Frustrated with the direction of the franchise, Knicks owner James Dolan recently met with Phil Jackson, and they both came to the mutual agreement that it was time for the Zen Master to effectively end his tenure as the team’s president. Dolan was quite miffed by Jackson openly talking about trading Kristaps Porzingis as well as the way Carmelo Anthony was being treated. Jackson, of course, felt differently, which is why the Knicks currently don’t have a team president.
Knicks general manager Steve Mill is still in New York, however, and he is in charge of the team’s free agency until a new team president is hired. And while given their past history it may sound strange to say, the Knicks do actually have a plan to replace Jackson. It’s a plan that is solely revolving on prying Raptors team president Masai Ujiri away from Toronto.
From the Toronto Star’s Bruce Arthur:
The New York Knicks fired team president Phil Jackson Wednesday after three years of pure uncut bumbling comedy, and the Knicks are coming for Masai. Tim Leiweke, the former president and CEO of Maple Leaf Sports and Entertainment, is an adviser, which means he is the recruiter.
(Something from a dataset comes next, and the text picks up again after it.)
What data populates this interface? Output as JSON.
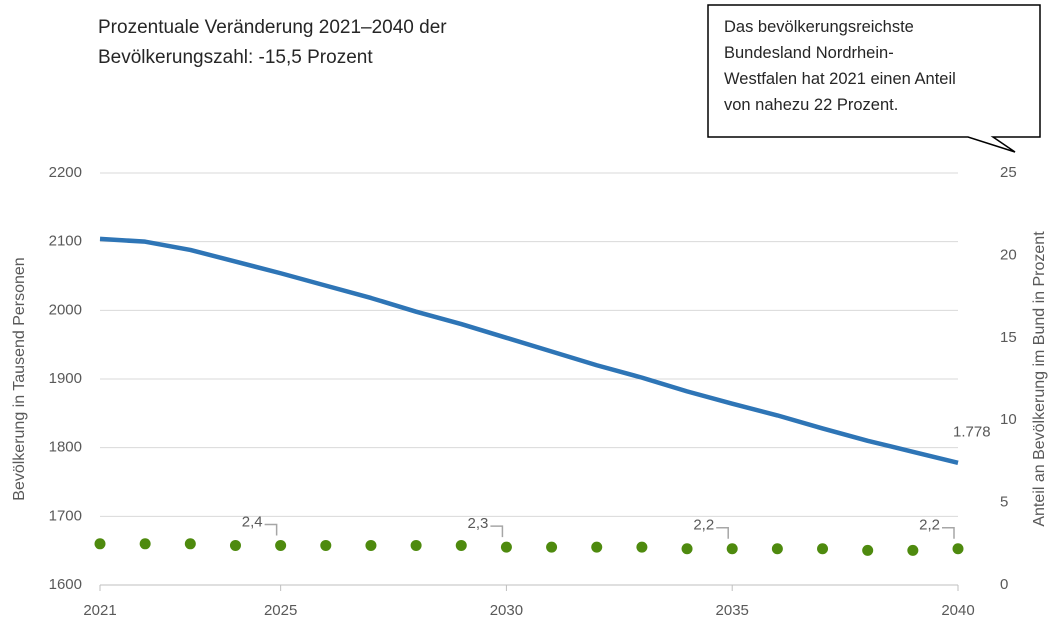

All that just makes the Knicks more desperate for a new saviour, and league sources indicate the Knicks are already confident Ujiri is coming to New York. When Ujiri came to Toronto from Denver he was lured by the city, the geography — it is easier to get home every summer to Africa, where Ujiri pours his soul every summer into his Giants of Africa charity — the resources, and the challenge of fixing a franchise that had never been fixed.
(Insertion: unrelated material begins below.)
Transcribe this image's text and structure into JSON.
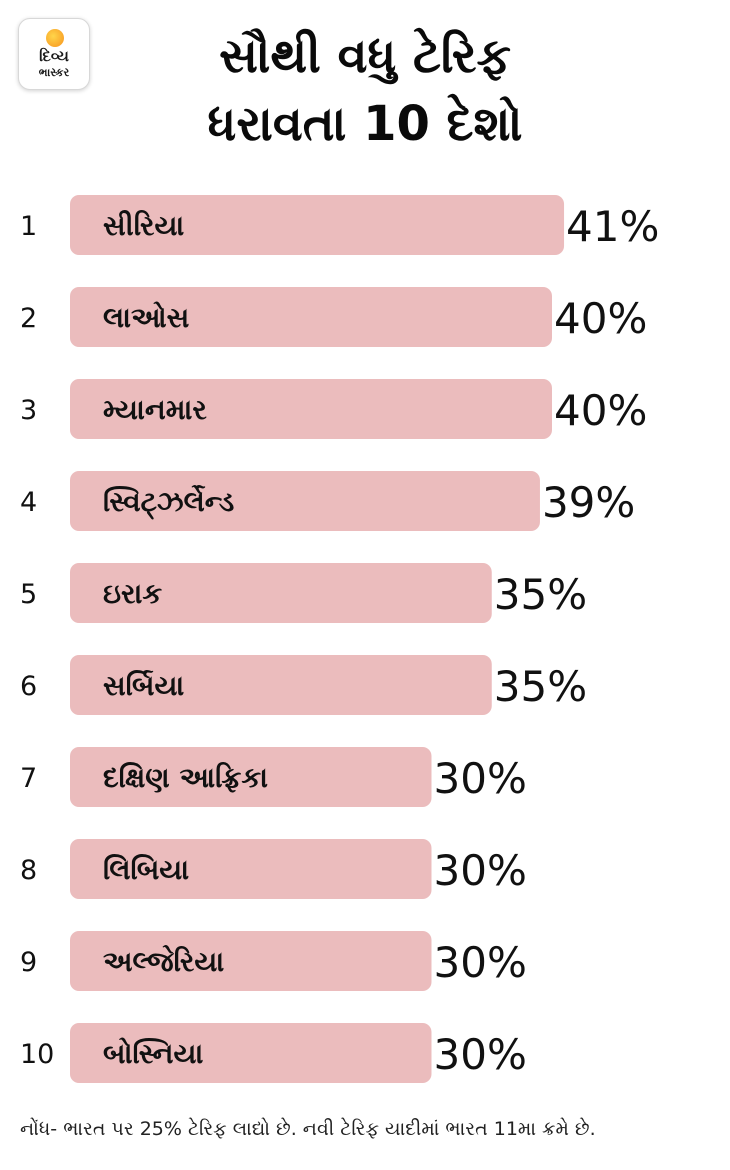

Any of that sound familiar? New York has stubbornly buried a lot of good basketball men, made them laughingstocks. But Ujiri loves a challenge.
It seems somewhat unfathomable that Ujiri will leave a seemingly great position in Toronto for the Knicks, a team that is essentially in disarray because of Jackson. But you never know. The Knicks have money, play in one of the biggest NBA markets and have some potential with Porzingis.
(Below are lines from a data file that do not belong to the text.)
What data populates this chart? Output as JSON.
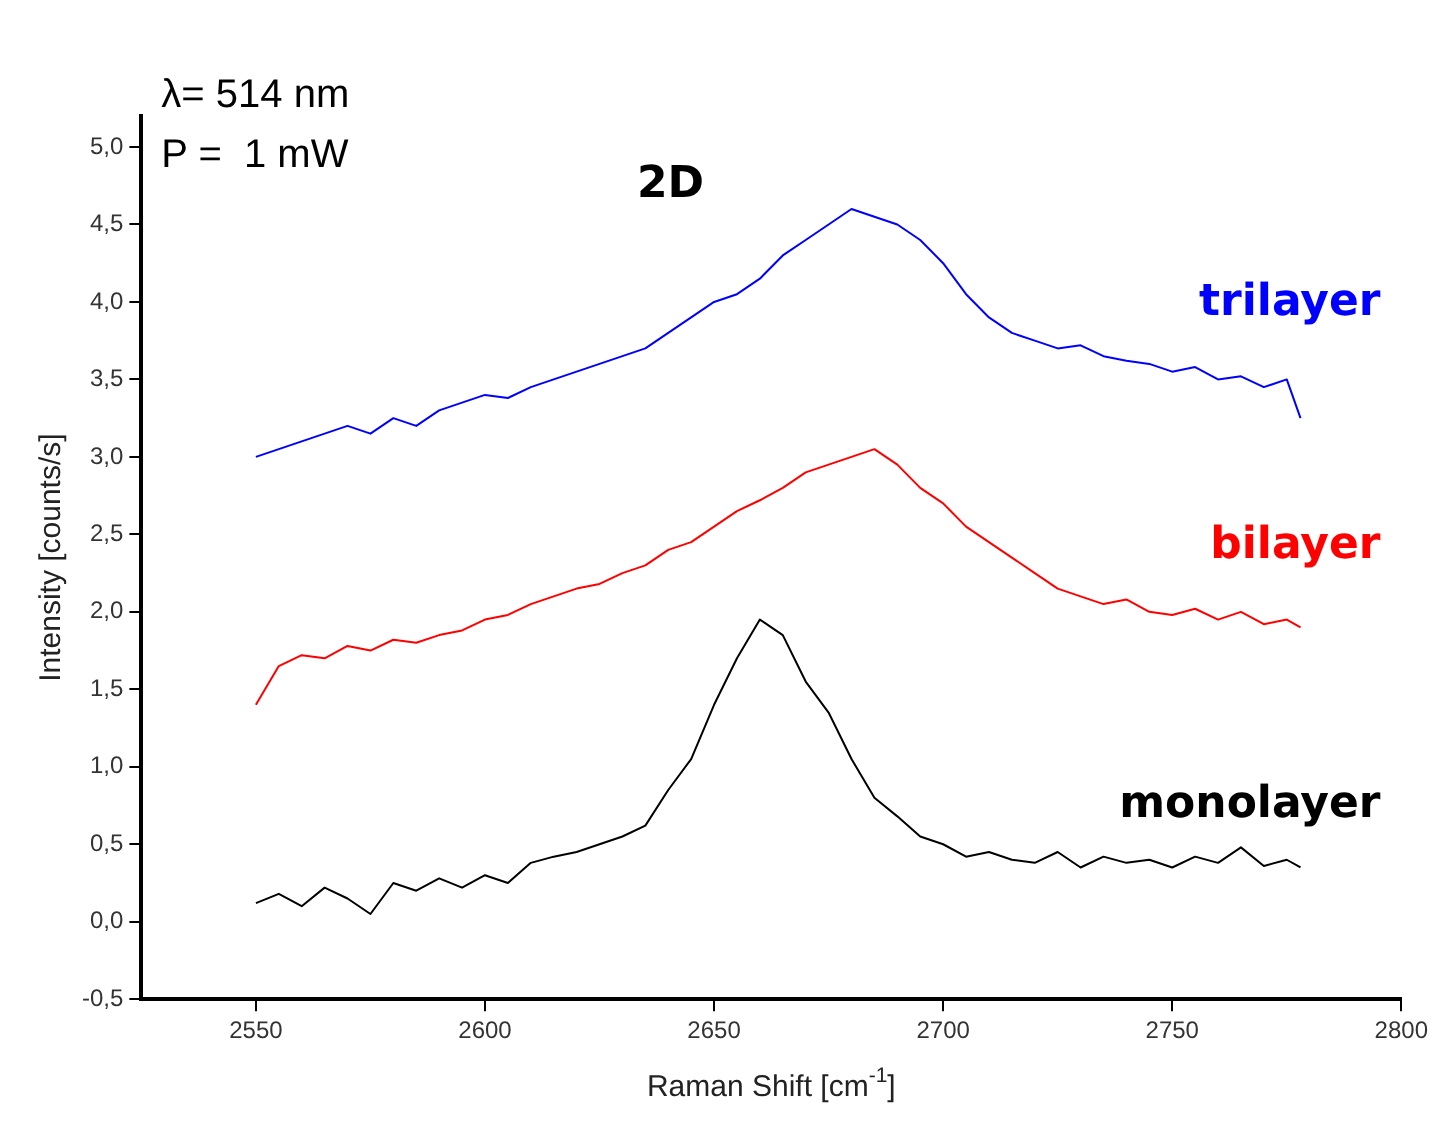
{
  "chart_data": {
    "type": "line",
    "xlabel": "Raman Shift [cm$^{-1}$]",
    "ylabel": "Intensity [counts/s]",
    "annotations": [
      "λ= 514 nm",
      "P =  1 mW",
      "2D"
    ],
    "x": [
      2550,
      2555,
      2560,
      2565,
      2570,
      2575,
      2580,
      2585,
      2590,
      2595,
      2600,
      2605,
      2610,
      2615,
      2620,
      2625,
      2630,
      2635,
      2640,
      2645,
      2650,
      2655,
      2660,
      2665,
      2670,
      2675,
      2680,
      2685,
      2690,
      2695,
      2700,
      2705,
      2710,
      2715,
      2720,
      2725,
      2730,
      2735,
      2740,
      2745,
      2750,
      2755,
      2760,
      2765,
      2770,
      2775,
      2778
    ],
    "series": [
      {
        "name": "trilayer",
        "color": "#0000ff",
        "values": [
          3.0,
          3.05,
          3.1,
          3.15,
          3.2,
          3.15,
          3.25,
          3.2,
          3.3,
          3.35,
          3.4,
          3.38,
          3.45,
          3.5,
          3.55,
          3.6,
          3.65,
          3.7,
          3.8,
          3.9,
          4.0,
          4.05,
          4.15,
          4.3,
          4.4,
          4.5,
          4.6,
          4.55,
          4.5,
          4.4,
          4.25,
          4.05,
          3.9,
          3.8,
          3.75,
          3.7,
          3.72,
          3.65,
          3.62,
          3.6,
          3.55,
          3.58,
          3.5,
          3.52,
          3.45,
          3.5,
          3.25
        ]
      },
      {
        "name": "bilayer",
        "color": "#ff0000",
        "values": [
          1.4,
          1.65,
          1.72,
          1.7,
          1.78,
          1.75,
          1.82,
          1.8,
          1.85,
          1.88,
          1.95,
          1.98,
          2.05,
          2.1,
          2.15,
          2.18,
          2.25,
          2.3,
          2.4,
          2.45,
          2.55,
          2.65,
          2.72,
          2.8,
          2.9,
          2.95,
          3.0,
          3.05,
          2.95,
          2.8,
          2.7,
          2.55,
          2.45,
          2.35,
          2.25,
          2.15,
          2.1,
          2.05,
          2.08,
          2.0,
          1.98,
          2.02,
          1.95,
          2.0,
          1.92,
          1.95,
          1.9
        ]
      },
      {
        "name": "monolayer",
        "color": "#000000",
        "values": [
          0.12,
          0.18,
          0.1,
          0.22,
          0.15,
          0.05,
          0.25,
          0.2,
          0.28,
          0.22,
          0.3,
          0.25,
          0.38,
          0.42,
          0.45,
          0.5,
          0.55,
          0.62,
          0.85,
          1.05,
          1.4,
          1.7,
          1.95,
          1.85,
          1.55,
          1.35,
          1.05,
          0.8,
          0.68,
          0.55,
          0.5,
          0.42,
          0.45,
          0.4,
          0.38,
          0.45,
          0.35,
          0.42,
          0.38,
          0.4,
          0.35,
          0.42,
          0.38,
          0.48,
          0.36,
          0.4,
          0.35
        ]
      }
    ],
    "xlim": [
      2525,
      2800
    ],
    "xticks": [
      2550,
      2600,
      2650,
      2700,
      2750,
      2800
    ],
    "ylim": [
      -0.5,
      5.2
    ],
    "yticks": [
      {
        "value": -0.5,
        "label": "-0,5"
      },
      {
        "value": 0,
        "label": "0,0"
      },
      {
        "value": 0.5,
        "label": "0,5"
      },
      {
        "value": 1,
        "label": "1,0"
      },
      {
        "value": 1.5,
        "label": "1,5"
      },
      {
        "value": 2,
        "label": "2,0"
      },
      {
        "value": 2.5,
        "label": "2,5"
      },
      {
        "value": 3,
        "label": "3,0"
      },
      {
        "value": 3.5,
        "label": "3,5"
      },
      {
        "value": 4,
        "label": "4,0"
      },
      {
        "value": 4.5,
        "label": "4,5"
      },
      {
        "value": 5,
        "label": "5,0"
      }
    ],
    "grid": false,
    "legend": false,
    "marker": "none",
    "line_style": "solid"
  }
}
Ujiri may also to decide to leave the Raptors if he feels like the team has gone as far as they can under his leadership. Toronto is facing their own crossroads this offseason with Kyle Lowry being a free agent. Serge Ibaka and P.J. Tucker are also free agents, and it is up to Ujiri to decide if he should bring the band back if it likely means another second-round or perhaps Conference Finals exit. The Raptors face these types of questions and more this offseason, and Ujiri will have to make some tough decisions.
However, as Arthur points out, Ujiri enjoys a challenge, which the Raptors definitely are. But perhaps Ujiri views the Knicks as an even greater challenge and one that he wants to tackle next in his career.
At least that’s what Dolan and the Knicks are apparently hoping Ujiri will decide on in the coming weeks.